Integrating untargeted metabolomics, genetically informed causal inference, and pathway enrichment to define the obesity metabolome
- Approach: A multi-omics framework was developed, combining untargeted metabolomics (measuring both known and unknown metabolites) with two-sample Mendelian Randomization (MR) using metabolite-QTLs (mQTLs).
- Causal Findings: 23 metabolites (15 known and 8 unknown) were identified as causally associated with BMI, with specific pathways like amino acid catabolism and lipid metabolism being implicated in the obesity metabolome.
- Innovation: A novel pathway enrichment method was used to infer the metabolic function of the causally associated unknown metabolites based on their shared genetic links with identified metabolites.

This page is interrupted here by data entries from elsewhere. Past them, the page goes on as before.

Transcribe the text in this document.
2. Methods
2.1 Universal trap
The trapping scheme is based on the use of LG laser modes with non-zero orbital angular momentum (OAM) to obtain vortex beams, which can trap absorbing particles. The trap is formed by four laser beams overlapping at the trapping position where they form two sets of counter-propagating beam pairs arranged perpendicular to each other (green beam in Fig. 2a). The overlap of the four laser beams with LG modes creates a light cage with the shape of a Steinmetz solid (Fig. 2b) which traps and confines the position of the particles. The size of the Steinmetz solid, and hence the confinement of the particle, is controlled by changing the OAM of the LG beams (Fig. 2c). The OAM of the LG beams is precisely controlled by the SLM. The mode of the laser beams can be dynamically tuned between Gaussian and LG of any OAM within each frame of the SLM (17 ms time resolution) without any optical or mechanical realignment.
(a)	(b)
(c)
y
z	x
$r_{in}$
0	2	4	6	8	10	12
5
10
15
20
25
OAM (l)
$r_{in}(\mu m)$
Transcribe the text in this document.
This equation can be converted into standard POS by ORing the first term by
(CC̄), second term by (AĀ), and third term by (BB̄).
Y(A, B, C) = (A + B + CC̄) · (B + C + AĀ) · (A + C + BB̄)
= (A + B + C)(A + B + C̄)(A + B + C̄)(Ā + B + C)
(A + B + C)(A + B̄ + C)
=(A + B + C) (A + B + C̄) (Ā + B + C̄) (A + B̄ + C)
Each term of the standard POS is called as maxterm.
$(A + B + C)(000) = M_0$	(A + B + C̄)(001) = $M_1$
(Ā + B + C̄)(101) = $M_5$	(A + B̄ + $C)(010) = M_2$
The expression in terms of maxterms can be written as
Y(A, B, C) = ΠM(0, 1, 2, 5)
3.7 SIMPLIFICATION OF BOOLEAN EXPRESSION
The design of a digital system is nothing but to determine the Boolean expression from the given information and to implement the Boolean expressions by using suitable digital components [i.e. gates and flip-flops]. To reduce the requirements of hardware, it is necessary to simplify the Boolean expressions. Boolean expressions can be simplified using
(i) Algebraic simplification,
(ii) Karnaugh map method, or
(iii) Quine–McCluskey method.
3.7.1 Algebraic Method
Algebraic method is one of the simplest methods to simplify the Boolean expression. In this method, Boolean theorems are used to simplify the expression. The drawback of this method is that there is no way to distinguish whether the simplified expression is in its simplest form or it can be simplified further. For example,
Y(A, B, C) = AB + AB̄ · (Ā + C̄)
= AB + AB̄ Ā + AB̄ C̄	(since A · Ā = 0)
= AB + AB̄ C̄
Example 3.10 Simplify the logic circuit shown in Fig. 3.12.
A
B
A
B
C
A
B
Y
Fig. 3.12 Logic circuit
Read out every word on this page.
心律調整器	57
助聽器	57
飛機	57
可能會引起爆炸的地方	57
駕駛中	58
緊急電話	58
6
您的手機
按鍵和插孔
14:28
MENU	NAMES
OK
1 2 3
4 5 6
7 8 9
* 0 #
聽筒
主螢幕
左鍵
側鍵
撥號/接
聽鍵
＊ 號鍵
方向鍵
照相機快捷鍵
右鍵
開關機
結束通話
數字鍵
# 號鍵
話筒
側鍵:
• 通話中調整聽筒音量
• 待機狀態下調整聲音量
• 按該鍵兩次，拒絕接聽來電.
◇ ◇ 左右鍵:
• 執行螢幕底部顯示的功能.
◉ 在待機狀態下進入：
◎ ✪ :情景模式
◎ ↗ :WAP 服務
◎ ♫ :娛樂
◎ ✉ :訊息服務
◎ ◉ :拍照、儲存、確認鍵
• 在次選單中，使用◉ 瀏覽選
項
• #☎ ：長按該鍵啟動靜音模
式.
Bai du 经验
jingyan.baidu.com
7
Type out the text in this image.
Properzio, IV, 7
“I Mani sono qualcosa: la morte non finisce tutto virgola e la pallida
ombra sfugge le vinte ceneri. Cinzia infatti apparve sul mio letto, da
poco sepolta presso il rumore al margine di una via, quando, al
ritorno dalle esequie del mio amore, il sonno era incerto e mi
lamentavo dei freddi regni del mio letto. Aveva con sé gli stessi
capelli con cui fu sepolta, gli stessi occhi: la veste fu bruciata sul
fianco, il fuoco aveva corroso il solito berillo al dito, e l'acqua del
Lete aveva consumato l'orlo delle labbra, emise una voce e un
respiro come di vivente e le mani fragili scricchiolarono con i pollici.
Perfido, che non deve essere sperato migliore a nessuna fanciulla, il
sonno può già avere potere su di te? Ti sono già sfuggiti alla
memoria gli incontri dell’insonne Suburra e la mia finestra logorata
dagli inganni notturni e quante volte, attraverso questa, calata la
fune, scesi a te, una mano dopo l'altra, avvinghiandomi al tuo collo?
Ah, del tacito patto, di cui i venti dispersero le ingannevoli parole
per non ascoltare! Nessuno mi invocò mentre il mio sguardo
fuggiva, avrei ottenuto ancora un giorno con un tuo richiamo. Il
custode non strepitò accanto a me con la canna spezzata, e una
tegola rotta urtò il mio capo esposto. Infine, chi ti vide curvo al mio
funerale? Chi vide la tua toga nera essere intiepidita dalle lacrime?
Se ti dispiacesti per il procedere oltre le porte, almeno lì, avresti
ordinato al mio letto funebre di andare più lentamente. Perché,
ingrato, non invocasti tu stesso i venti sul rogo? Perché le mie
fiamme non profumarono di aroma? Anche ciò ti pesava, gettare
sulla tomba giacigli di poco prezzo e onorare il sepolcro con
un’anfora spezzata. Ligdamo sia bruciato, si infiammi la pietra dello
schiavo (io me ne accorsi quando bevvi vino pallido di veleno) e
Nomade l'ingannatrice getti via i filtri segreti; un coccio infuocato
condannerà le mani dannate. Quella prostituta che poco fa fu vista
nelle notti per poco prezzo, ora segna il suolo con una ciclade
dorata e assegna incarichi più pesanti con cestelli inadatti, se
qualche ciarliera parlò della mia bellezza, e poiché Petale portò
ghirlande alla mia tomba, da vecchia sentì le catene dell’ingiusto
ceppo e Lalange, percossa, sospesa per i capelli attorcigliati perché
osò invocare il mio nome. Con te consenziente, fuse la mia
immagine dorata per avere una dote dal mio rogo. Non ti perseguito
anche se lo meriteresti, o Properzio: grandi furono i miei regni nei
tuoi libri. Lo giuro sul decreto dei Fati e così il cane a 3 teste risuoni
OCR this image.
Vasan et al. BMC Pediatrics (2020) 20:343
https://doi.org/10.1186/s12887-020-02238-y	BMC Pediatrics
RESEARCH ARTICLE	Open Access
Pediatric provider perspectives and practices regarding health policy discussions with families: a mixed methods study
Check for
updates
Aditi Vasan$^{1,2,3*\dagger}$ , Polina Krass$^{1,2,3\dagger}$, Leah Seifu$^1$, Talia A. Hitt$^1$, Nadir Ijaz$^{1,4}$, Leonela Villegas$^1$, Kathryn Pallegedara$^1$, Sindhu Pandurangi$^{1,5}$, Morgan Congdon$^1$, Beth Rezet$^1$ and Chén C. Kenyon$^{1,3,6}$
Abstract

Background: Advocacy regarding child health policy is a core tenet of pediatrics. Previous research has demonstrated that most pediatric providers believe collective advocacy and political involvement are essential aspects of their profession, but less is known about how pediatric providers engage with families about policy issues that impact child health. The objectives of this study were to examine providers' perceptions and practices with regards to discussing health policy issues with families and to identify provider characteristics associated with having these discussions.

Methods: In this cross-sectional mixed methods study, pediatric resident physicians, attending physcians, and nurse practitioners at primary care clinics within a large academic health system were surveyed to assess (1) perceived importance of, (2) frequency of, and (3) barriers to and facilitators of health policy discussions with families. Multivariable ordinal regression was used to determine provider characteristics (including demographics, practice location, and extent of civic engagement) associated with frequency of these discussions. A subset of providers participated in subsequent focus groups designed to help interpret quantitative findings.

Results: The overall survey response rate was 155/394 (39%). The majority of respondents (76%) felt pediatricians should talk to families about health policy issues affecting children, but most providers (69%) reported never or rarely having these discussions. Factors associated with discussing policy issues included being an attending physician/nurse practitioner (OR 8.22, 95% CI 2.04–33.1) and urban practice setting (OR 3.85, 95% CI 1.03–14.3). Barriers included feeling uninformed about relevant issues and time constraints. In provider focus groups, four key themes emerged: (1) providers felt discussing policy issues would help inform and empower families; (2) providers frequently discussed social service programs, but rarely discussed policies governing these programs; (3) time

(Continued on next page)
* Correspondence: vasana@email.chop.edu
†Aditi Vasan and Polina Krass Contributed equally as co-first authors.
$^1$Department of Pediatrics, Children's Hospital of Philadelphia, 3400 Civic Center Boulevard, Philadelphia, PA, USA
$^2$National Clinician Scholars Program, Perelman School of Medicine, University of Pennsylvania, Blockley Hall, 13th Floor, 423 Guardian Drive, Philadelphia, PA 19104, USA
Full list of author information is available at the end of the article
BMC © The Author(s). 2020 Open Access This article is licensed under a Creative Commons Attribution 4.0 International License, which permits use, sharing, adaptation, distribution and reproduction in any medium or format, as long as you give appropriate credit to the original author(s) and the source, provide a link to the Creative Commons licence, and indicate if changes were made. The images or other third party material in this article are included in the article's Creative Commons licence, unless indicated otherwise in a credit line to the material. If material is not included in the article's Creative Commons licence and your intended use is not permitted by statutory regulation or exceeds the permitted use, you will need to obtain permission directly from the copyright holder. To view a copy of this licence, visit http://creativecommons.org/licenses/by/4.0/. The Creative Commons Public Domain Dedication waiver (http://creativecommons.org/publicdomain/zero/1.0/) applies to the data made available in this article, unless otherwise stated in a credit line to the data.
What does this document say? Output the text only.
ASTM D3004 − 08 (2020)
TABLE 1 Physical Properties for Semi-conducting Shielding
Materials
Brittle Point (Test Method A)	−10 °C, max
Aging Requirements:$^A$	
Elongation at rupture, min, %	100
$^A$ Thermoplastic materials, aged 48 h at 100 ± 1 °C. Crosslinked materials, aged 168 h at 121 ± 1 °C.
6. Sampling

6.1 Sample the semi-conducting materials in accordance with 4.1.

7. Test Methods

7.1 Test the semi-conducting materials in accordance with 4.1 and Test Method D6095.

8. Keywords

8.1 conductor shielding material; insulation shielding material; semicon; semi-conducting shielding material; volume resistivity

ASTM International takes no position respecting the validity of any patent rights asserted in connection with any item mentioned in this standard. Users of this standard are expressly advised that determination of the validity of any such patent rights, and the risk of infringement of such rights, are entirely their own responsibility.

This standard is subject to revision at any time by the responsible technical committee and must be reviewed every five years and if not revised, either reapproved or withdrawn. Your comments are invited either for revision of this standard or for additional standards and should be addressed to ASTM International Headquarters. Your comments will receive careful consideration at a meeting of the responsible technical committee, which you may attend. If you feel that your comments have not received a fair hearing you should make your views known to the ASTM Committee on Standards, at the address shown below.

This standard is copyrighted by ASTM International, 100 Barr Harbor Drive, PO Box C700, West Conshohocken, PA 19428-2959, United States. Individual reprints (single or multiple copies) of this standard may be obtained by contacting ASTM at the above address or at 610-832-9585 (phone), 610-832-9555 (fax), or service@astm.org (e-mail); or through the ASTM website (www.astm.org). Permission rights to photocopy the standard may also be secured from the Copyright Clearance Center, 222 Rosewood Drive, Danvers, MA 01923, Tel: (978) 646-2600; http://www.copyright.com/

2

PubMed: 32467615 DOI: 10.1038/s41366-020-0603-x Overview generated by: Gemini 2.5 Flash, 27/11/2025
Background and Objective
Obesity is associated with significant metabolic disruption. Understanding the causal connections between obesity and changes in metabolite levels is crucial for identifying new intervention targets. Previous studies using Mendelian Randomization (MR) to infer causality between metabolites and obesity often ignored the majority of data generated by untargeted metabolomics—specifically, the signals from unknown or unidentified metabolites.
This study aimed to develop a comprehensive framework that integrates untargeted metabolomics, genetics, and pathway enrichment analysis to: 1. Identify a broad spectrum of metabolites causally related to Body Mass Index (BMI). 2. Characterize the biological pathways involved in the obesity metabolome, including those represented by unidentified metabolites.
Study Methods
The authors utilized a multi-stage approach across three large cohorts:
- Metabolomic Profiling: Untargeted metabolomic profiling was conducted on samples from the Framingham Heart Study (FHS), generating quantitative signals for both known (identified) and unknown (unidentified) metabolites.
- Genome-Wide Association Study (GWAS): A GWAS was performed to identify metabolite-QTLs (mQTLs)—genetic variants associated with the levels of both known and unknown metabolites. These mQTLs served as the instrumental variables (IVs) for the subsequent MR analysis.
- Two-Sample Mendelian Randomization (MR):
- The mQTLs identified from the FHS metabolomics GWAS were used as IVs.
- The exposure was each metabolite (known and unknown).
- The outcome was BMI, using summary statistics from a large published BMI GWAS.
- Multivariable MR was applied to test for independence among groups of putatively co-regulated metabolites.
- Pathway Enrichment Analysis: To interpret the role of the unknown metabolites, a novel Pathway Enrichment Analysis method was developed. This method uses the shared genetic architecture (i.e., common mQTLs) between unknown and known metabolites to infer the metabolic pathway of the unknown metabolites.
Key Results and Findings
Causal Metabolites
- The study identified 23 metabolites (15 known and 8 unknown) that were causally associated with BMI.
- Pro-Obesity Metabolites: Metabolites whose higher levels were causally linked to higher BMI included certain amino acid catabolites, medium-chain acylcarnitines, and metabolites related to the carnitine cycle and fatty acid oxidation.
- Anti-Obesity Metabolites: Metabolites whose higher levels were causally linked to lower BMI included glycine, acetylated/formylated amino acids, and several glycerophospholipids.
Defining the Obesity Metabolome
The integrated analysis defined the obesity metabolome as being characterized by a metabolic shift involving: 1. Impaired Amino Acid Catabolism: Specifically, branched-chain amino acid (BCAA) and aromatic amino acid catabolites showed a strong causal link with higher BMI. 2. Dysfunctional Lipid Metabolism: The enrichment analysis linked BMI to pathways of lipid metabolism, particularly those involving glycerophospholipids and the carnitine shuttle.
Importance of Unknown Metabolites
The inclusion of 8 causally-associated unknown metabolites expanded the definition of the obesity metabolome. The novel pathway enrichment approach successfully mapped these unknown metabolites to relevant metabolic pathways (e.g., lipid and amino acid metabolism) based on their shared genetic control with known metabolites.
Conclusions and Significance
The comprehensive framework successfully leveraged the power of untargeted metabolomics in combination with genetically informed causal inference (MR) and a novel pathway enrichment tool. This approach provides a more complete, systems-level view of the metabolic disturbances associated with obesity.
The identified causal metabolites and pathways offer promising avenues for targeted therapeutic and diagnostic interventions aimed at treating obesity and its related metabolic diseases.